Security Incidents mailing list archives

Re: cron exploit?


From: Jeremy Hanmer <jeremy () hq newdream net>
Date: Mon, 29 Sep 2003 15:34:26 -0700

What pointed me to cron were some entries in a .viminfo file located in
the home directory for the Suckit rootkit that was installed. 
Unfortunately, that isn't very substantial to say the least.  While I
didn't find any evidence of the rest of that script being executed, we
*did* find an exact copy of the source code mentioned in that script
that'd been uploaded to /tmp shortly before init had been overwritten.

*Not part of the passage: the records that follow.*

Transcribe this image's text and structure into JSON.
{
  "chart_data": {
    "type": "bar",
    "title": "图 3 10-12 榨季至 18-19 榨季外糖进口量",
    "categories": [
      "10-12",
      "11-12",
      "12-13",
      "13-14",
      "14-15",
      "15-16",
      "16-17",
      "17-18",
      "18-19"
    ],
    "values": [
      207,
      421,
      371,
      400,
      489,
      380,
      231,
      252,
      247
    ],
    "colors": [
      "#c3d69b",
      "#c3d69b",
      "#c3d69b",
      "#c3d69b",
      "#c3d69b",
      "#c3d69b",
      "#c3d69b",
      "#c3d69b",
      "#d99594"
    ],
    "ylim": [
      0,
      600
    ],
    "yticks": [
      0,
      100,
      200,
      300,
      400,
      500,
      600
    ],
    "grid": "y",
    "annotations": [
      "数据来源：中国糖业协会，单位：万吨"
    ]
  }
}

What I know for certain is that a user who was running the mantis bug
tracking system had his account compromised.  The attackers then
uploaded a binary simply named ".r2" to /tmp, and shortly thereafter had
spawned a root backdoor.  After digging through the logs, I saw that
both ssh and proftpd restarted about 7-10 minutes before the breach
(although I've verified that neither were trojaned).  Proftpd runs as
"nobody", and ssh has privilege separation turned on.  All packages on
this machine were up-to-date.

Right now, I'm still curious to find out why they were poking around
cron stuff so much if it wasn't related to their entry, but I'm
generally in the dark as to exactly what happened since they obviously
cleaned up most of the logs.

On Mon, 2003-09-29 at 14:06, Barry Fitzgerald wrote:
I'm assuming you found evidence of this script on the system, otherwise 
you wouldn't have brought it up.  The set of commands in the list 
definately setup a root shell backdoor, but the attacker would need root 
level access first and foremost.  I see no exploitation of cron here 
except that they wanted the binary to run, I believe, as a cron job.  
But, cron runs scripts and programs - that's what cron does.  Cron's 
just doing what cron does.  There's no exploit code listed as being run, 
I just don't see how any of this would be useful unless the attacker had 
root access in the first place, or - for some unknown reason - the 
kernel would allow you to overwrite a file with the SUID root binary.  
But, again, that's not a cron issue at all.  The '/sbin/init' 
modification is troubling, but again has nothing to do with cron nor is 
it mentioned anywhere in the link you provided. 

       -Barry


Jeremy Hanmer wrote:

Unfortunately, the permissions were all fine.  The user apparently poked
around cron.daily, but there isn't any evidence that they were ever able
to successfully modify anything in there.  All files (and the directory
itself) were owned by root.root, and all were 755.  The *only* file
found modified by tripwire was /sbin/init.  Nothing else in any library
paths, bin paths, or /etc had been touched.

On Mon, 2003-09-29 at 10:30, Matt Zimmerman wrote:
 

On Sun, Sep 28, 2003 at 03:09:01PM -0700, Jeremy Hanmer wrote:

   

We just had a Debian (Woody) box get rooted, apparently by a cron
exploit mentioned here:  http://www.codon.org.uk/~mjg59/kern/jmb73bash

We've contacted the package maintainer, but has anybody else seen
anything like this floating around yet?  It's pretty worrisome since we
have a couple hundred linux boxes that must run cron for various
reasons.
     

As I said before, there is no evidence here of a cron exploit, and it raises
unnecessary alarm to claim that there is one.  It looks like you had a
world-writable script (or a script owned by the unprivileged user who was
exploited) in /etc/cron.daily, and so the intruder modified that script in
order to execute commands as root.

All signs point to a local configuration error.